This loop is where canvassing stops being a cost center you tolerate and becomes a controllable growth engine. The companies that compound are the ones that ruthlessly recycle payroll from dead streets onto live ones, cycle after cycle.
Where the door selection comes from — and where RoofPredict fits
Everything above hinges on one input the math can't generate for you: which streets to knock in the first place. You can measure routes flawlessly and still lose if every route starts from a guess. The reason Route B cratered wasn't bad measurement — measurement is what caught it. The reason it cratered was that it was aimed at new roofs and renters. The whole game upstream of the math is pointing the crew at homes that are actually due.
Traditionally roofers approximate "due" with proxies that are weak. County records and Zillow show year built, not roof age — a 1998 house that was reroofed in 2019 reads as old and isn't, and a reroof is invisible in those records. Measurement tools like EagleView, HOVER, or Roofr tell you the dimensions of a roof once you already know you care about it; they don't tell you which roof is worn out. So most door selection comes down to "this area feels old" plus chasing wherever the last storm was loudest — which is exactly how you end up with a Route B mixed into your week and don't find out until payroll's already spent.
This is the gap RoofPredict is built to close. It scores the roofs in an area two ways at once: a roof-age estimate as a range (from aerial imagery — a range like 18–22 years, not a false-precision exact date) and a per-roof storm model that goes past "did it hail in this ZIP" to ask "how hard did hail and wind actually hit this roof," modeling the storm house by house rather than reading off a county-wide hail map. The output is a ranked list of the homes most likely to be worn out — the ones aging out plus the ones a storm physically beat up — which you can use to build routes and to enrich your own mailing list or CRM with age and storm signals. In the framework above, that's a direct attack on the most expensive failure mode: it raises the quality of the doors on a route before anyone is paid to knock them, which lifts contact-to-appointment and sit rate at the same loaded cost — turning would-be Route Bs into Route Cs.
Be clear about the honest limits, because anyone who oversells this is lying to you.

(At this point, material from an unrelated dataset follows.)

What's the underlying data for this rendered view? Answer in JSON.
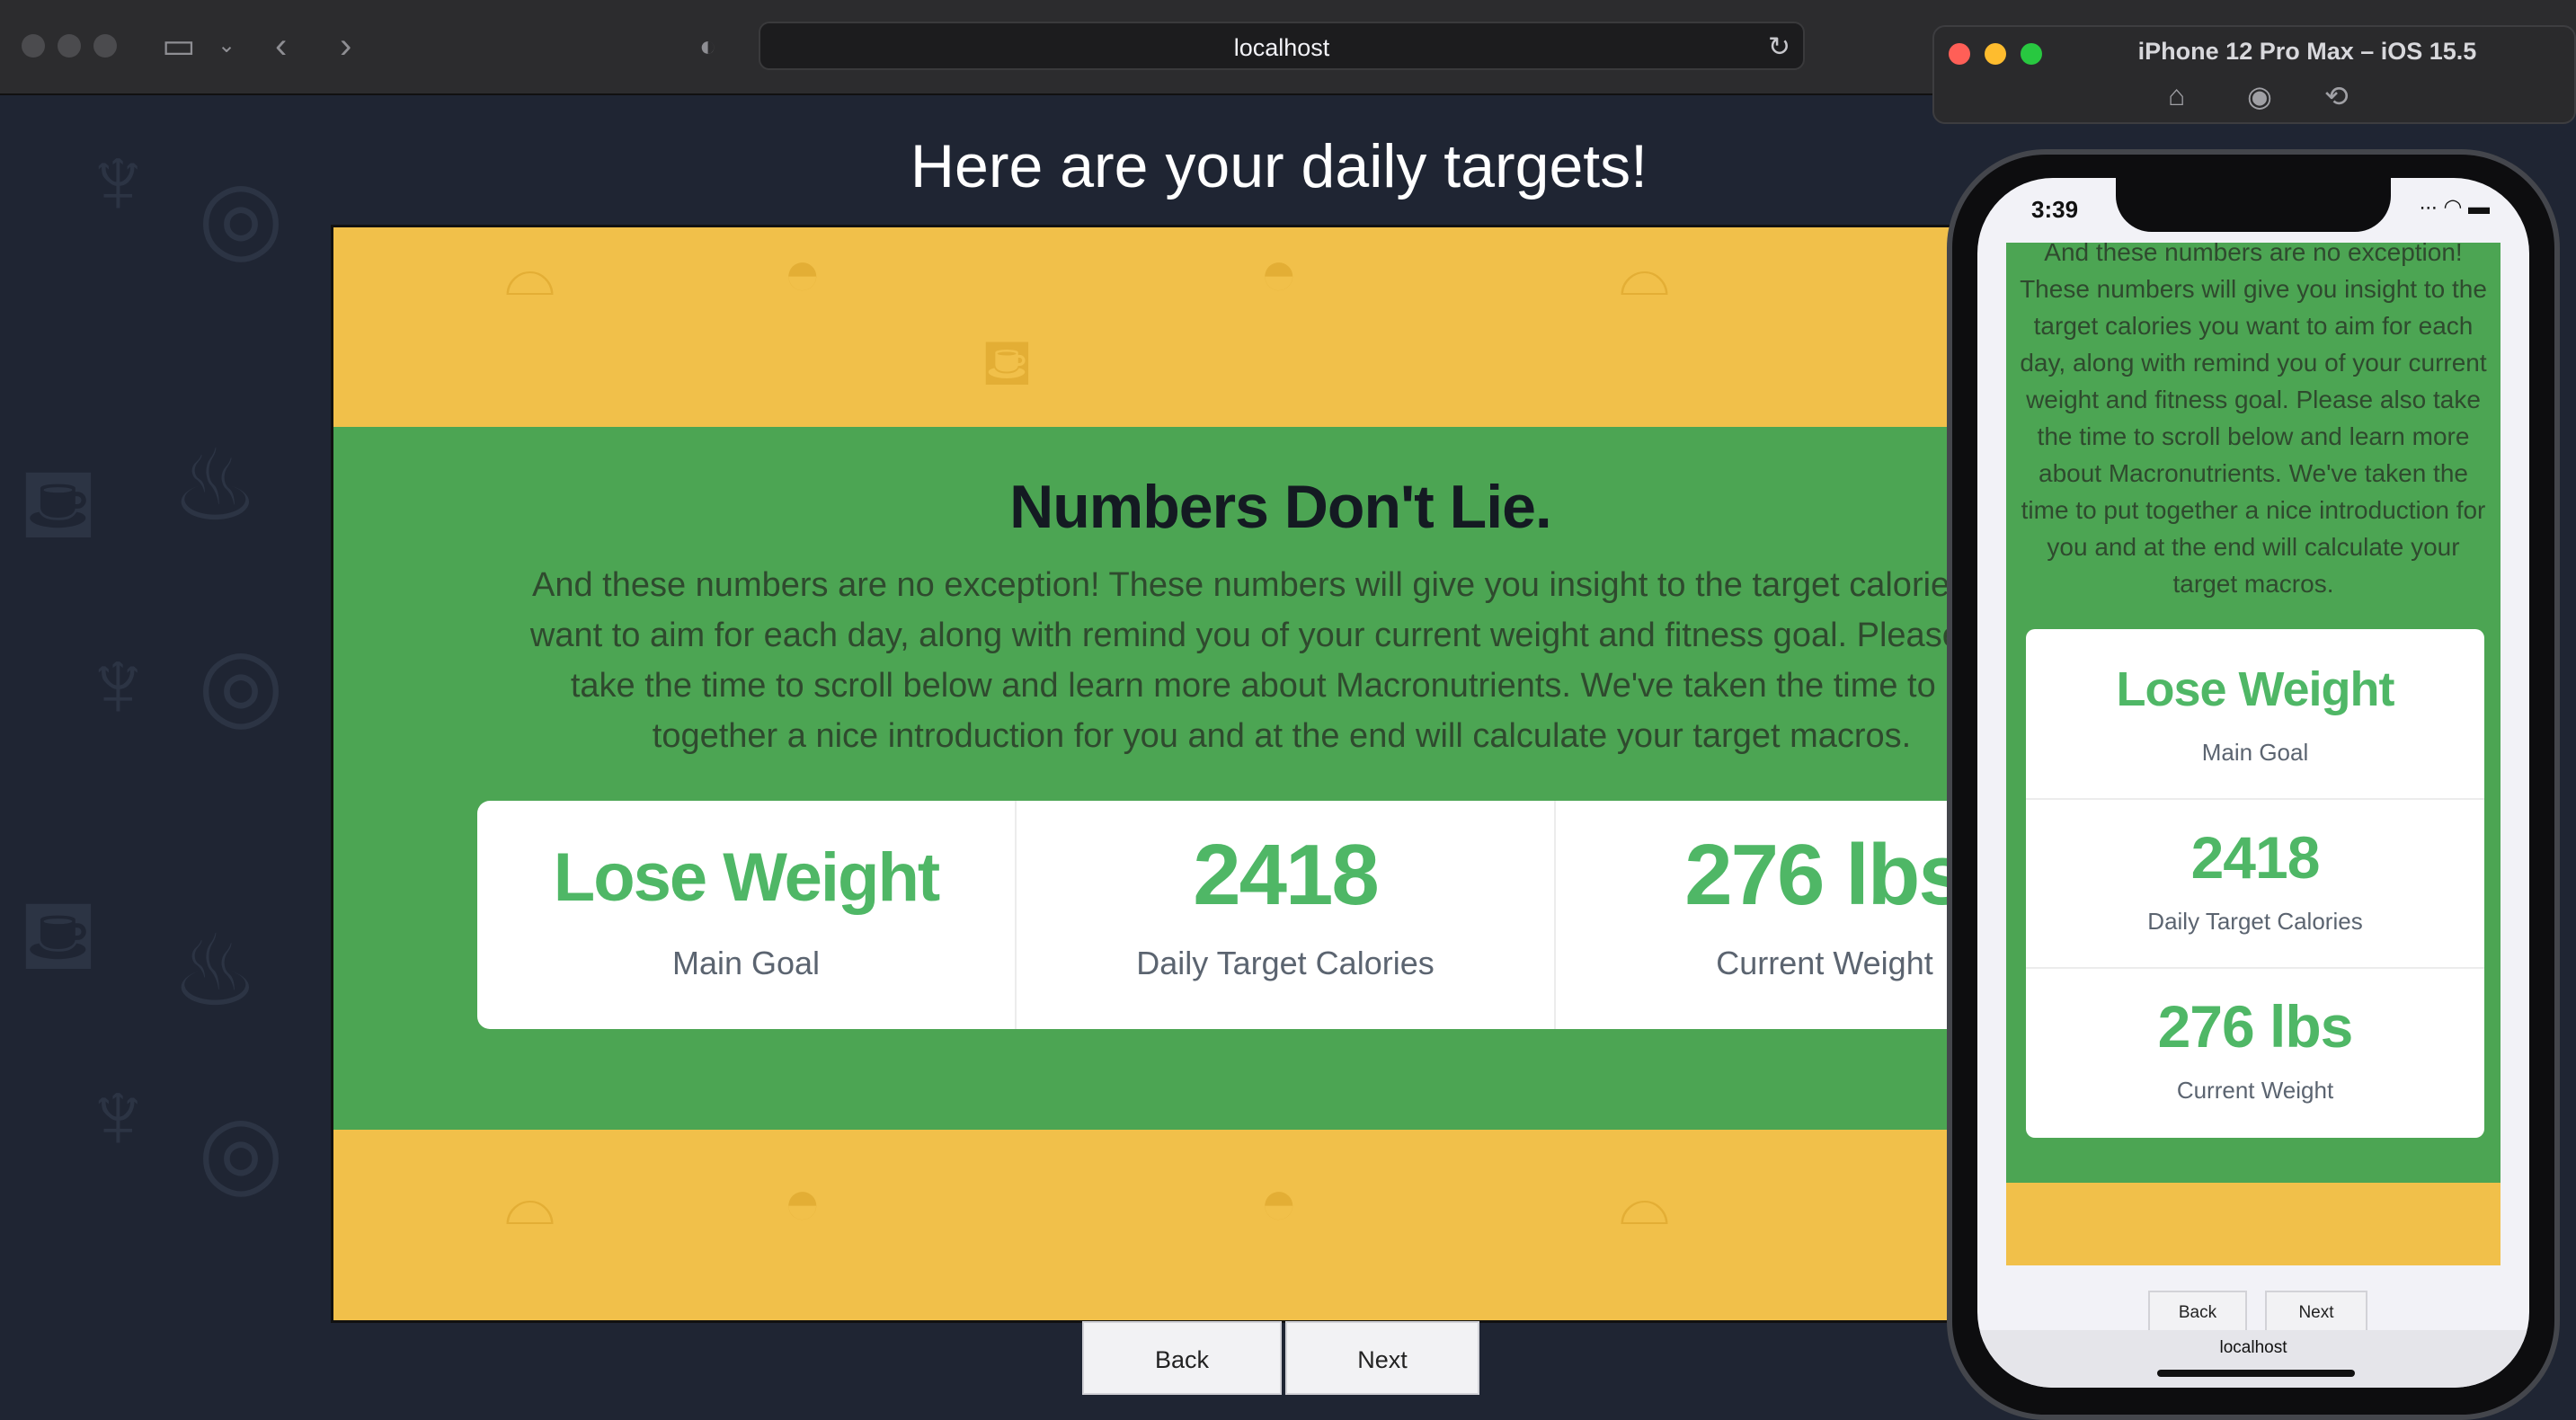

A roof-age range is a range, not a birth certificate; some homes will fall outside it. A per-roof storm score is odds that a roof took meaningful impact, not proof that it did — the inspection on the ladder is still what confirms damage. RoofPredict doesn't buy or sell you leads, it doesn't knock the doors, and it doesn't close the jobs; it sharpens the outbound you already do by telling you which doors are worth the route. It makes your measurement easier to win, not automatic. You still have to load your costs, attribute your jobs, and let your cohorts mature. The data just stacks the deck so more of your routes land on the profitable side of the formula.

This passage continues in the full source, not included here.